Analysis by Chris Klauda and Isaac Collazo
Countries included: United States, China, Japan, United Kingdom, France, Indonesia, Germany, Mexico, Canada, Italy, Spain, Ireland, Singapore, Bahamas, Greece, Malta, and Fiji.
U.S. Performance
Following normal seasonal patterns, U.S. hotel occupancy fell for the week ending 8 July 2023. This week is historically slow due to constricted business travel despite increased holiday/summer travel. Occupancy was 61.8%, down 7.9 percentage points (ppts) from the prior week and down 1.5 ppts from last year when July 4th fell on a Monday.
- Since 2000, the July 4th holiday has fallen on a Tuesday just two other times (2006 and 2017).
- In 2017, the change in occupancy was similar, falling 8.9ppts week over week (WoW) and 2.1ppts year over year (YoY).

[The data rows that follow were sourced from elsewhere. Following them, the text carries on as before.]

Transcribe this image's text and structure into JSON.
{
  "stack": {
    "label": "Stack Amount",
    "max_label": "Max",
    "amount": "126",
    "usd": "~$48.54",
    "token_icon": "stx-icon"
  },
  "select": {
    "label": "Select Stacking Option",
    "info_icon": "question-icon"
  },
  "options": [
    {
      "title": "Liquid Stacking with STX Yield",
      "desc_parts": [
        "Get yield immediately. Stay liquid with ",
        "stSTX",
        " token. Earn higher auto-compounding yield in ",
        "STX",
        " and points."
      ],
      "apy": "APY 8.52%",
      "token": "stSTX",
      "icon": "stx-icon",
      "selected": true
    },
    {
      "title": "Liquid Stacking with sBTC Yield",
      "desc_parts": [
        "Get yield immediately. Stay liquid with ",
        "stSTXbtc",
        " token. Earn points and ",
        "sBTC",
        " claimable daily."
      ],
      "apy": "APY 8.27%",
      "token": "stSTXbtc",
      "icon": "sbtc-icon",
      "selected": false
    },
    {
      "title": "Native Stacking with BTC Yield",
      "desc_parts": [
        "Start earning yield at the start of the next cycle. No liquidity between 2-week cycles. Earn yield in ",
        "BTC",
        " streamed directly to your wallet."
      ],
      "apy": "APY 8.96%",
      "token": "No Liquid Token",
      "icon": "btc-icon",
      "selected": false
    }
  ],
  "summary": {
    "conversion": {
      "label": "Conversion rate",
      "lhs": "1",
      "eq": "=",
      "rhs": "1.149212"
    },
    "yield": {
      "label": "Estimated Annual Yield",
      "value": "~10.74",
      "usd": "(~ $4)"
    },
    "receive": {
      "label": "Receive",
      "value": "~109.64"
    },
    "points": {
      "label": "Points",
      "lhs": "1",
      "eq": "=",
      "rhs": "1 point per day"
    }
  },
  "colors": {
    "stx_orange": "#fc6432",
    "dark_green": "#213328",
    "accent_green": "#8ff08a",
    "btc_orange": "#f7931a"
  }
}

Occupancy, however, was much higher then (65.7%) with this year’s level in line with 2006 (61.9%).
- 2023 room demand was higher than 2006 and 2017.

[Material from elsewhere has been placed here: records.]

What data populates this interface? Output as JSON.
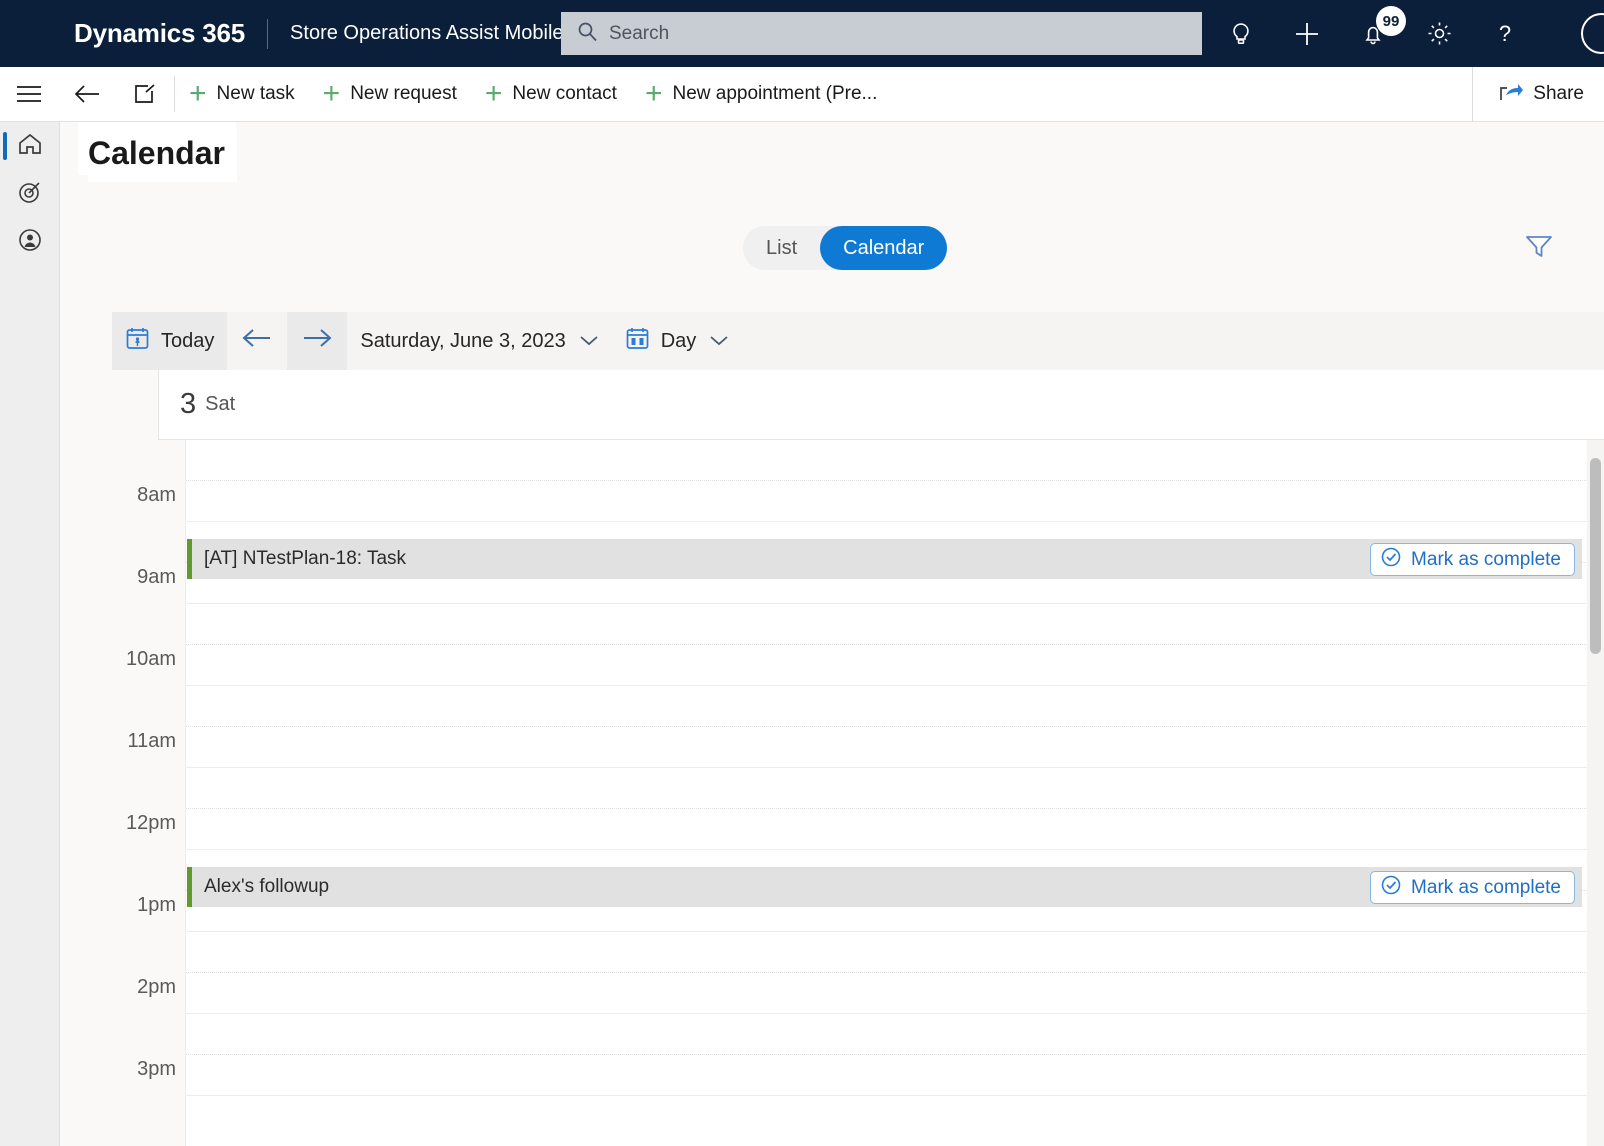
{
  "topnav": {
    "brand": "Dynamics 365",
    "app_name": "Store Operations Assist Mobile",
    "search_placeholder": "Search",
    "notification_badge": "99",
    "icons": [
      "lightbulb-icon",
      "plus-icon",
      "bell-icon",
      "gear-icon",
      "help-icon",
      "avatar-icon"
    ]
  },
  "commandbar": {
    "buttons": [
      {
        "label": "New task"
      },
      {
        "label": "New request"
      },
      {
        "label": "New contact"
      },
      {
        "label": "New appointment (Pre..."
      }
    ],
    "share_label": "Share"
  },
  "sidebar": {
    "items": [
      {
        "name": "home",
        "active": true
      },
      {
        "name": "pinned",
        "active": false
      },
      {
        "name": "contacts",
        "active": false
      }
    ]
  },
  "page": {
    "title": "Calendar"
  },
  "view_toggle": {
    "list_label": "List",
    "calendar_label": "Calendar",
    "selected": "Calendar"
  },
  "datebar": {
    "today_label": "Today",
    "prev_label": "Previous",
    "next_label": "Next",
    "current_date": "Saturday, June 3, 2023",
    "view_mode": "Day"
  },
  "day_header": {
    "day_number": "3",
    "day_of_week": "Sat"
  },
  "calendar": {
    "time_labels": [
      "8am",
      "9am",
      "10am",
      "11am",
      "12pm",
      "1pm",
      "2pm",
      "3pm"
    ],
    "events": [
      {
        "title": "[AT] NTestPlan-18: Task",
        "time": "9am",
        "action_label": "Mark as complete",
        "accent_color": "#5f9a2f"
      },
      {
        "title": "Alex's followup",
        "time": "1pm",
        "action_label": "Mark as complete",
        "accent_color": "#5f9a2f"
      }
    ]
  },
  "colors": {
    "nav_background": "#0b1f3a",
    "accent_blue": "#0f7ad4",
    "accent_green": "#5aab6e",
    "event_accent": "#5f9a2f"
  }
}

Average daily rate (ADR) grew 1.2% YoY to US$156, however this was not enough to offset the occupancy decline, resulting in a 1.2% decrease in revenue per available room (RevPAR) to US$96. Nearly identical behavior to this year occurred in 2017: ADR (+1.1% YoY) and RevPAR -2.0% YoY).
The similarity of this year’s performance to the two other benchmark years supports our hypothesis that this year’s performance is a reset to normal industry behavior compared to what we have seen over the past two years.